Social Disciplining in Early Modern Europe

The following two charts give a general and focused look at the pattern of moral legislation in early modern Europe. The first of these charts describes the sheer volume of legislation regulating clothing and consumption ("sumptuary laws"), broken down by country, beginning in the twelfth century and extending through the eighteenth. As this chart clearly shows, the period of when regulating the passions was most intense lay between 1400 and 1700, albeit with considerable regional variations. Italian cities, for example, were more energetic in the fifteenth century, whereas north of the Alps the seventeenth century proved to be the intensive period of sumptuary regulation.


Source: Alan Hunt, Governance of the Consuming Passions: A History of Sumptuary Law (New York: St. Martins, 1996).

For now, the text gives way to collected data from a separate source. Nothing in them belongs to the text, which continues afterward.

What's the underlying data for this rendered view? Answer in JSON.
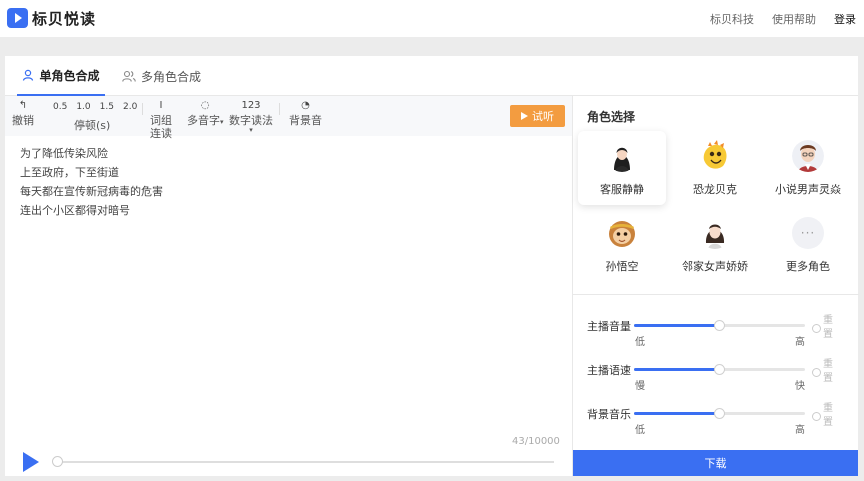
{
  "header": {
    "logo_text": "标贝悦读",
    "links": [
      "标贝科技",
      "使用帮助",
      "登录"
    ]
  },
  "tabs": [
    {
      "label": "单角色合成",
      "active": true
    },
    {
      "label": "多角色合成",
      "active": false
    }
  ],
  "toolbar": {
    "undo_label": "撤销",
    "pause_values": [
      "0.5",
      "1.0",
      "1.5",
      "2.0"
    ],
    "pause_label": "停顿(s)",
    "word_group_label": "词组连读",
    "polyphone_label": "多音字",
    "number_top": "123",
    "number_label": "数字读法",
    "bgm_label": "背景音",
    "trial_label": "试听"
  },
  "editor": {
    "lines": [
      "为了降低传染风险",
      "上至政府，下至街道",
      "每天都在宣传新冠病毒的危害",
      "连出个小区都得对暗号"
    ],
    "counter": "43/10000"
  },
  "roles": {
    "title": "角色选择",
    "items": [
      {
        "name": "客服静静",
        "selected": true
      },
      {
        "name": "恐龙贝克",
        "selected": false
      },
      {
        "name": "小说男声灵焱",
        "selected": false
      },
      {
        "name": "孙悟空",
        "selected": false
      },
      {
        "name": "邻家女声娇娇",
        "selected": false
      },
      {
        "name": "更多角色",
        "selected": false
      }
    ]
  },
  "controls": [
    {
      "label": "主播音量",
      "low": "低",
      "high": "高",
      "reset": "重置",
      "value": 0.5
    },
    {
      "label": "主播语速",
      "low": "慢",
      "high": "快",
      "reset": "重置",
      "value": 0.5
    },
    {
      "label": "背景音乐",
      "low": "低",
      "high": "高",
      "reset": "重置",
      "value": 0.5
    }
  ],
  "download_label": "下载",
  "colors": {
    "accent": "#3a6ff2",
    "trial": "#f39c40"
  }
}
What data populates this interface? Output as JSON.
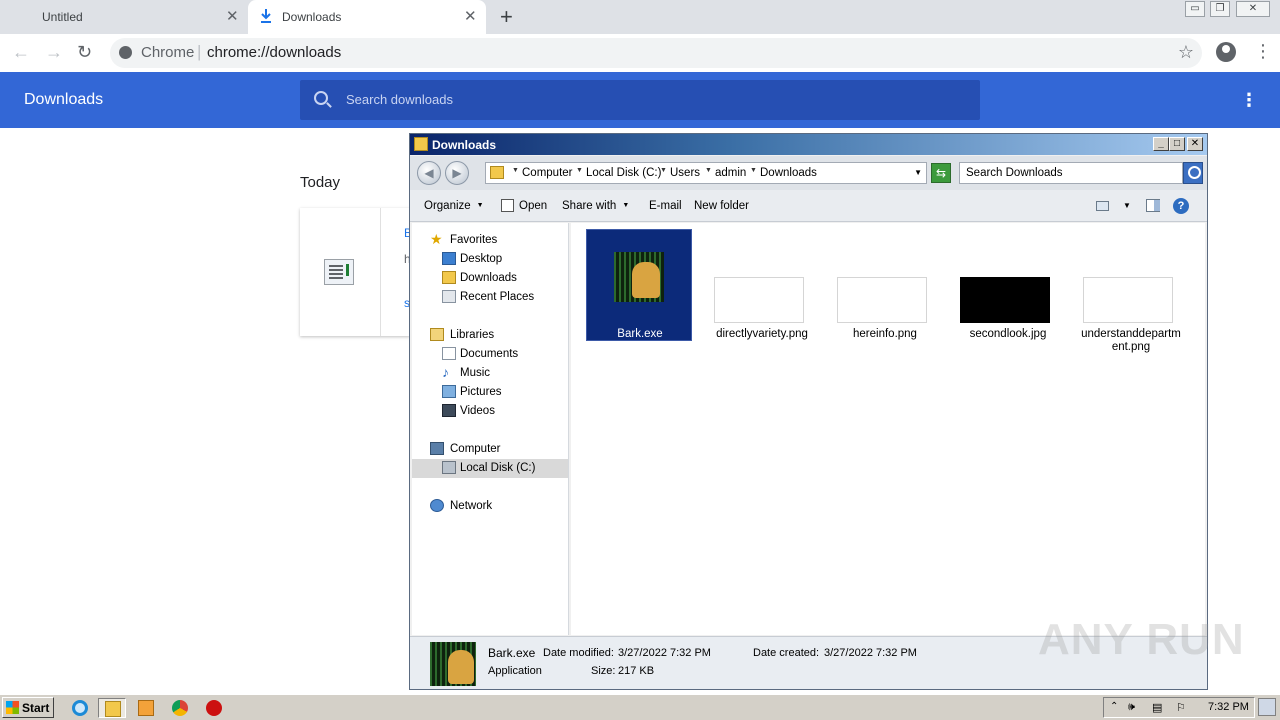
{
  "chrome": {
    "tabs": [
      {
        "title": "Untitled"
      },
      {
        "title": "Downloads"
      }
    ],
    "omnibox": {
      "scheme_label": "Chrome",
      "url": "chrome://downloads"
    },
    "window_controls": {
      "minimize": "▭",
      "restore": "❐",
      "close": "✕"
    }
  },
  "downloads_page": {
    "title": "Downloads",
    "search_placeholder": "Search downloads",
    "section_label": "Today",
    "card_fragments": [
      "B",
      "h",
      "s"
    ]
  },
  "explorer": {
    "title": "Downloads",
    "breadcrumb": [
      "Computer",
      "Local Disk (C:)",
      "Users",
      "admin",
      "Downloads"
    ],
    "search_placeholder": "Search Downloads",
    "commands": {
      "organize": "Organize",
      "open": "Open",
      "share_with": "Share with",
      "email": "E-mail",
      "new_folder": "New folder"
    },
    "nav": {
      "favorites": "Favorites",
      "desktop": "Desktop",
      "downloads": "Downloads",
      "recent_places": "Recent Places",
      "libraries": "Libraries",
      "documents": "Documents",
      "music": "Music",
      "pictures": "Pictures",
      "videos": "Videos",
      "computer": "Computer",
      "local_disk": "Local Disk (C:)",
      "network": "Network"
    },
    "files": [
      {
        "name": "Bark.exe",
        "selected": true
      },
      {
        "name": "directlyvariety.png"
      },
      {
        "name": "hereinfo.png"
      },
      {
        "name": "secondlook.jpg"
      },
      {
        "name": "understanddepartment.png",
        "name_line1": "understanddepartm",
        "name_line2": "ent.png"
      }
    ],
    "details": {
      "name": "Bark.exe",
      "type": "Application",
      "modified_label": "Date modified:",
      "modified_value": "3/27/2022 7:32 PM",
      "created_label": "Date created:",
      "created_value": "3/27/2022 7:32 PM",
      "size_label": "Size:",
      "size_value": "217 KB"
    }
  },
  "taskbar": {
    "start_label": "Start",
    "clock": "7:32 PM"
  },
  "watermark": "ANY RUN",
  "colors": {
    "downloads_header": "#3367d6",
    "selection": "#0c2a7a"
  }
}
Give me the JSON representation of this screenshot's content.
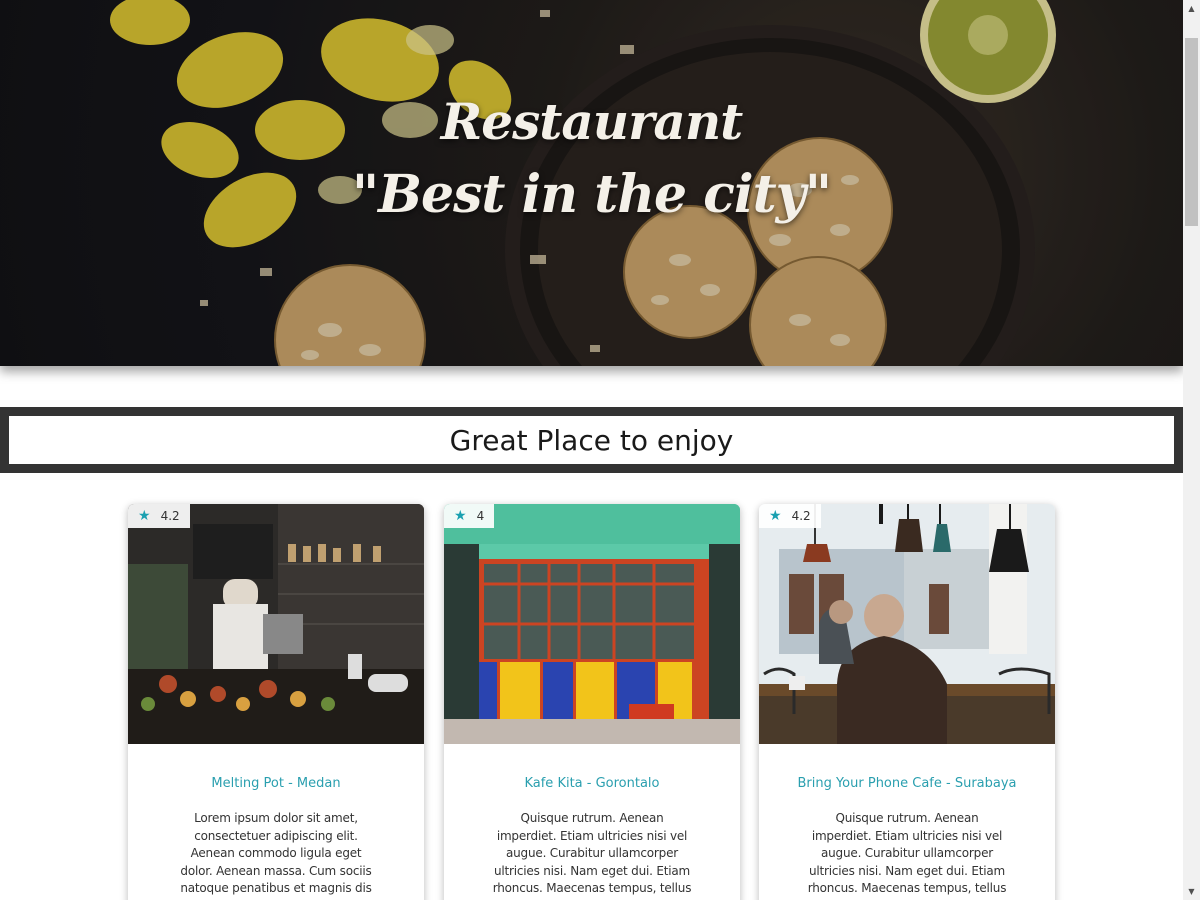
{
  "hero": {
    "title_line1": "Restaurant",
    "title_line2": "\"Best in the city\""
  },
  "section": {
    "heading": "Great Place to enjoy"
  },
  "cards": [
    {
      "rating": "4.2",
      "title": "Melting Pot - Medan",
      "description": "Lorem ipsum dolor sit amet, consectetuer adipiscing elit. Aenean commodo ligula eget dolor. Aenean massa. Cum sociis natoque penatibus et magnis dis parturient montes,...",
      "image": "cafe-kitchen-photo"
    },
    {
      "rating": "4",
      "title": "Kafe Kita - Gorontalo",
      "description": "Quisque rutrum. Aenean imperdiet. Etiam ultricies nisi vel augue. Curabitur ullamcorper ultricies nisi. Nam eget dui. Etiam rhoncus. Maecenas tempus, tellus eget condimentum rhoncus, se...",
      "image": "colorful-storefront-photo"
    },
    {
      "rating": "4.2",
      "title": "Bring Your Phone Cafe - Surabaya",
      "description": "Quisque rutrum. Aenean imperdiet. Etiam ultricies nisi vel augue. Curabitur ullamcorper ultricies nisi. Nam eget dui. Etiam rhoncus. Maecenas tempus, tellus eget condimentum rhoncus, se...",
      "image": "cafe-interior-photo"
    }
  ],
  "icons": {
    "rating": "star-icon",
    "scroll_up": "scroll-up-arrow-icon",
    "scroll_down": "scroll-down-arrow-icon"
  },
  "colors": {
    "accent": "#2a9faf",
    "star": "#1aa0b0",
    "section_bar": "#333333"
  }
}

The second chart describes the content and intensity of prosecution for sexual and marital deliquency by the Calvinist consistory in the North Sea harbor-town of Emden between 1559 and 1825. Each set of data points includes the sum of prosecutions in each category for a five year sample period, for example, between 1645 and 1649 (inclusive). The data show, first, a sharp increase in prosecutorial activity during the seventeenth century, especially the latter half. This increase is traceable in almost every category of prosecution.  Just as important, second, is the sharp drop-off in this activity during the eighteenth century: by the end of the century, prosecutions have all but ceased; those few which remain are limited to cases of divorce and abandonment.